For the Term of His Natural Life. Novel by Clarke Marcus

Rufus Dawes smiled sadly. “It is very simple.”

“Do you call this simple?” says Frere, who in the general joy had shaken off a portion of his sulkiness. “By George, I don’t! This is ship-building with a vengeance, this is. There’s no scheming about this–it’s all sheer hard work.”

“Yes!” echoed Sylvia, “sheer hard work–sheer hard work by good Mr. Dawes!” And she began to sing a childish chant of triumph, drawing lines and letters in the sand the while, with the sceptre of the Queen.

“Good Mr. Dawes! Good Mr. Dawes! This is the work of Good Mr. Dawes!”

Maurice could not resist a sneer.

“See-saw, Margery Daw, Sold her bed, and lay upon straw!”

said he.

“Good Mr. Dawes!” repeated Sylvia. “Good Mr. Dawes! Why shouldn’t I say it? You are disagreeable, sir.
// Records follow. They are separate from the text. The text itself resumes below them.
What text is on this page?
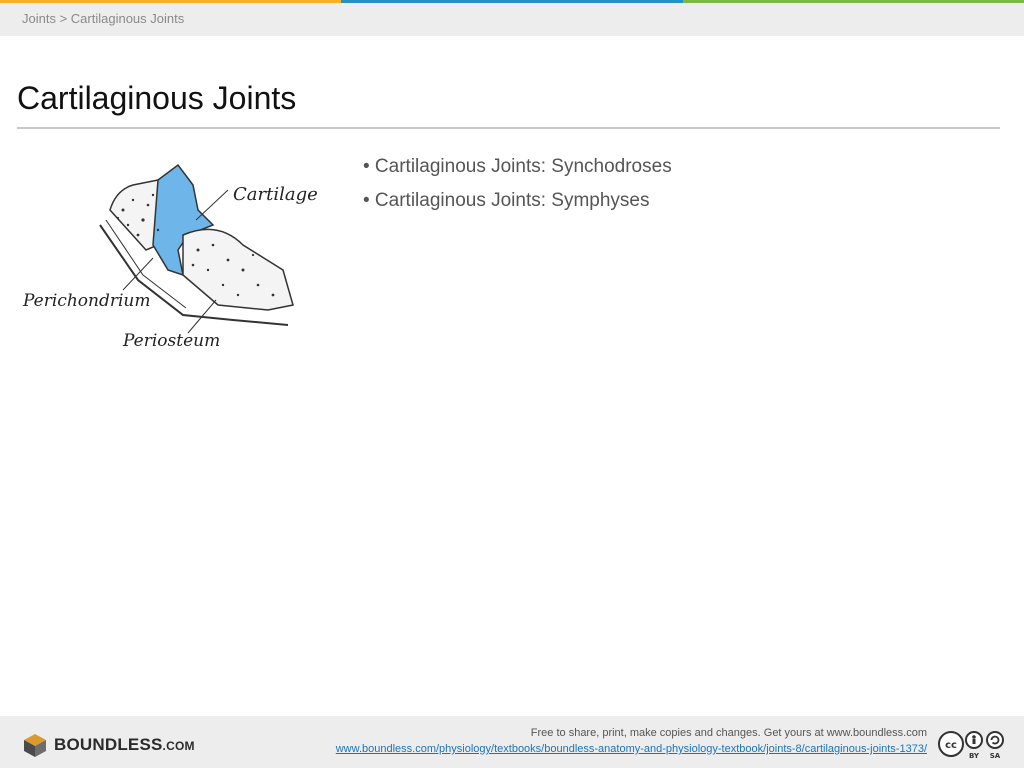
Joints > Cartilaginous Joints
Cartilaginous Joints
Cartilage
Perichondrium
Periosteum
• Cartilaginous Joints: Synchodroses
• Cartilaginous Joints: Symphyses
BOUNDLESS.COM
Free to share, print, make copies and changes. Get yours at www.boundless.com
www.boundless.com/physiology/textbooks/boundless-anatomy-and-physiology-textbook/joints-8/cartilaginous-joints-1373/ cc
BY SA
I won’t play with you any more,” and she went off along the sand.

“Poor little child,” said Rufus Dawes. “You speak too harshly to her.”

Frere–now that the boat was made–had regained his self-confidence. Civilization seemed now brought sufficiently close to him to warrant his assuming the position of authority to which his social position entitled him. “One would think that a boat had never been built before to hear her talk,” he said. “If this washing-basket had been one of my old uncle’s three-deckers, she couldn’t have said much more. By the Lord!” he added, with a coarse laugh, “I ought to have a natural talent for ship-building; for if the old villain hadn’t died when he did, I should have been a ship-builder myself.”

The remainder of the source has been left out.